先月末の日本在宅医学会は情報の質、量ともたいへん充実していて抄録やメモを読み返しては在宅医療の現在に思いを巡らせています。シンポジウム「居場所づくりが地域を豊かにする~こども食堂や保健室~」の終了間際にフロアからあった発言(質問)は今後目指すべき社会のあり様を示唆しているように思いました。「人の支援を目的化しない」つまり、コミュニティを構成する人たちが自分たちの「身の丈」に合ったコミュニティの機能を見つけ構築していけるように仕掛けを作っていくことの大切さです。この学会は文字通り在宅の患者を見守る医師の会で子どもたちも然り。病気や医療的ケアの子ども、障害があったりがん経験者や緩和医療を受けていたりする子どもたちです。特別支援教育の専門性とも深くリンクする内容でした。がん教育を行うに当たって小児がん経験者や家族にがんの人がいる子どものサポートにつながる具体的な取り組みの報告もありました。また、六車由実さんの「「対話」によるつながりの「回復」ー介護民俗学の聞き書きの実践からー」と森川すいめいさんの「オープンダイアローグ(開かれた対話)なぜ対話だけで精神病状が安定するのか?」は玉手箱が目の前で開けられているように思われて深く心に刻まれました。丸々2日間学会を聴き続けて、聴くということでこんなにも疲れたことはないというほどのエネルギーを使いました。でも、この先の私の活動や取り組みのベクトルをしっかり見定めるまたとない機会となったことは確かです。

未知の世界、再び

昨日は大阪心斎橋界隈で過ごしました。いちばんの収穫は古書店でアーレント=ブリュッヒャー夫妻の書簡集と出会ったことです。もちろん購入しました。500ページ超の同書はすぐに読み通せるものではありませんが開いたページの一文を目にしたその瞬時に「未知の世界」がほんとにたくさんあって決してなくならないことを突きつけられたように感じました。その古書店は全国展開のサブカル系のショップでアニメやフィギュア、コスプレ等々のグッズが所狭しと並んでいる中に哲学書が置かれていました。なぜかシュタイナーの本がたくさん揃っていました。そうした偏りもまた面白くて本棚に張り付きました。未知のこと、知らない世界はほんとにたくさんあることを思い知らされました。そして、自分から動かないと決して出会わなかったであろうことも。

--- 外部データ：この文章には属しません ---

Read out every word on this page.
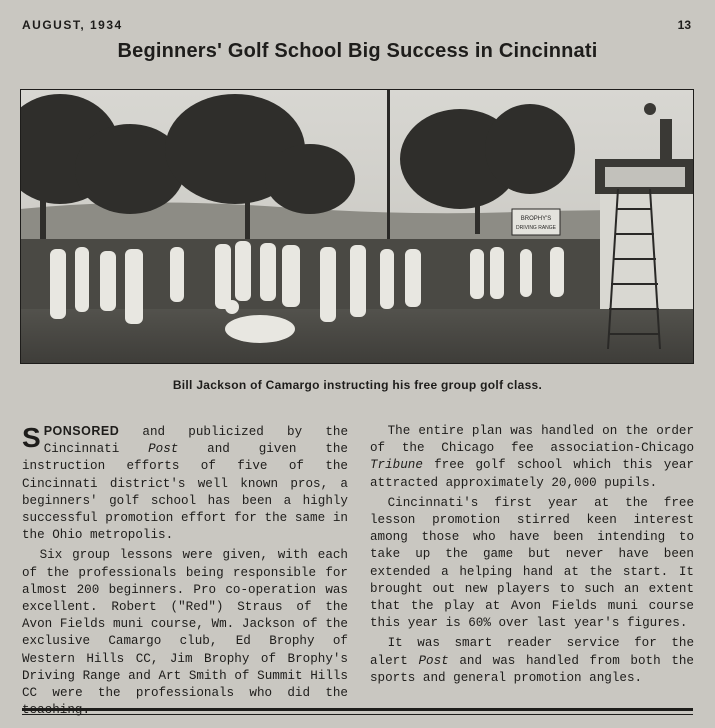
AUGUST, 1934	13
Beginners' Golf School Big Success in Cincinnati
BROPHY'S
DRIVING RANGE
Bill Jackson of Camargo instructing his free group golf class.

SPONSORED and publicized by the Cincinnati Post and given the instruction efforts of five of the Cincinnati district's well known pros, a beginners' golf school has been a highly successful promotion effort for the same in the Ohio metropolis.

Six group lessons were given, with each of the professionals being responsible for almost 200 beginners. Pro co-operation was excellent. Robert ("Red") Straus of the Avon Fields muni course, Wm. Jackson of the exclusive Camargo club, Ed Brophy of Western Hills CC, Jim Brophy of Brophy's Driving Range and Art Smith of Summit Hills CC were the professionals who did the

The entire plan was handled on the order of the Chicago fee association-Chicago Tribune free golf school which this year attracted approximately 20,000 pupils.

Cincinnati's first year at the free lesson promotion stirred keen interest among those who have been intending to take up the game but never have been extended a helping hand at the start. It brought out new players to such an extent that the play at Avon Fields muni course this year is 60% over last year's figures.

It was smart reader service for the alert Post and was handled from both the sports and general promotion angles.
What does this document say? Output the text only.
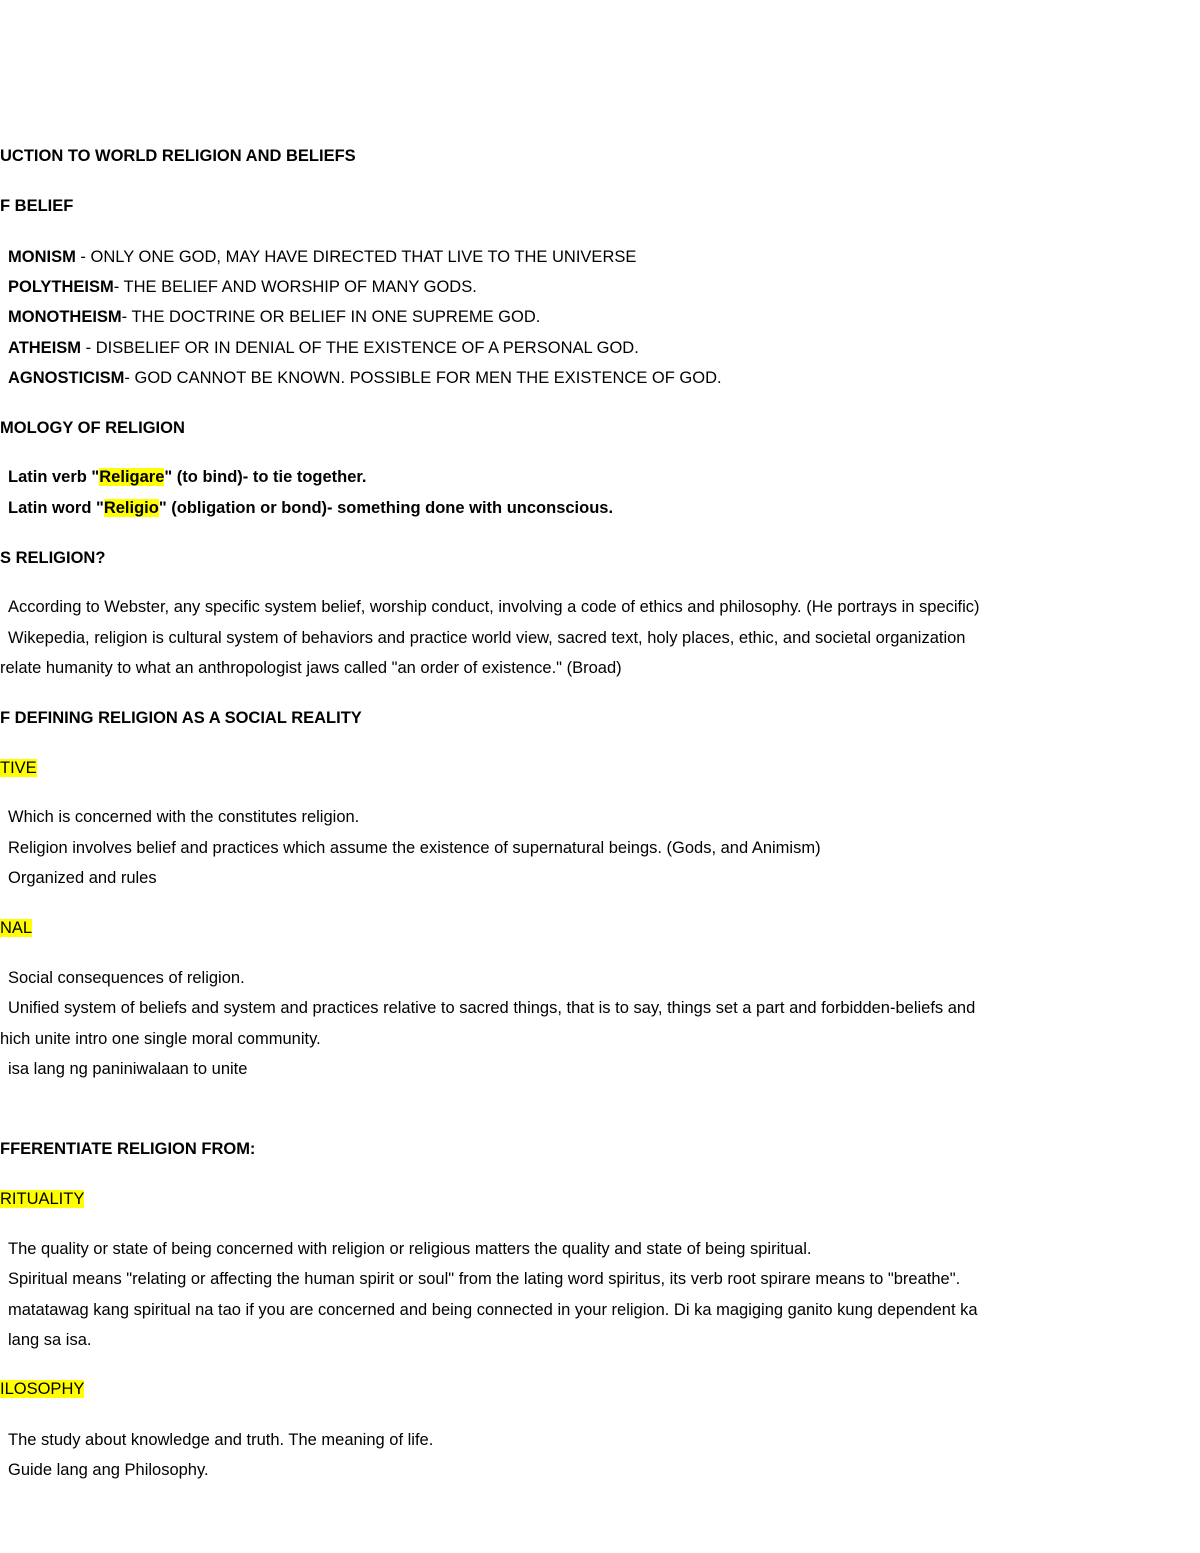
UCTION TO WORLD RELIGION AND BELIEFS
F BELIEF
MONISM - ONLY ONE GOD, MAY HAVE DIRECTED THAT LIVE TO THE UNIVERSE
POLYTHEISM- THE BELIEF AND WORSHIP OF MANY GODS.
MONOTHEISM- THE DOCTRINE OR BELIEF IN ONE SUPREME GOD.
ATHEISM - DISBELIEF OR IN DENIAL OF THE EXISTENCE OF A PERSONAL GOD.
AGNOSTICISM- GOD CANNOT BE KNOWN. POSSIBLE FOR MEN THE EXISTENCE OF GOD.
MOLOGY OF RELIGION
Latin verb "Religare" (to bind)- to tie together.
Latin word "Religio" (obligation or bond)- something done with unconscious.
S RELIGION?
According to Webster, any specific system belief, worship conduct, involving a code of ethics and philosophy. (He portrays in specific)
Wikepedia, religion is cultural system of behaviors and practice world view, sacred text, holy places, ethic, and societal organization
relate humanity to what an anthropologist jaws called "an order of existence." (Broad)
F DEFINING RELIGION AS A SOCIAL REALITY
TIVE
Which is concerned with the constitutes religion.
Religion involves belief and practices which assume the existence of supernatural beings. (Gods, and Animism)
Organized and rules
NAL
Social consequences of religion.
Unified system of beliefs and system and practices relative to sacred things, that is to say, things set a part and forbidden-beliefs and
hich unite intro one single moral community.
isa lang ng paniniwalaan to unite
FFERENTIATE RELIGION FROM:
RITUALITY
The quality or state of being concerned with religion or religious matters the quality and state of being spiritual.
Spiritual means "relating or affecting the human spirit or soul" from the lating word spiritus, its verb root spirare means to "breathe".
matatawag kang spiritual na tao if you are concerned and being connected in your religion. Di ka magiging ganito kung dependent ka
lang sa isa.
ILOSOPHY
The study about knowledge and truth. The meaning of life.
Guide lang ang Philosophy.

アップルストアではiPad pro 10.5のキーボードを調達しました。USキーボードです。4月からノートPCはWindows10をインストールしたMacBook Airを使っていてタブレットも思い切ってiPadに切り替えました。Apple Pencilで思いつくまま書き留めるときの感覚がすごくいい。だらだらと、途切れなく、ときには思い出して、少し遡ってまた書き留める、それが感覚というより生理的にしっくりするものがあることをタッチペンを使って初めて知りました。面白いものです。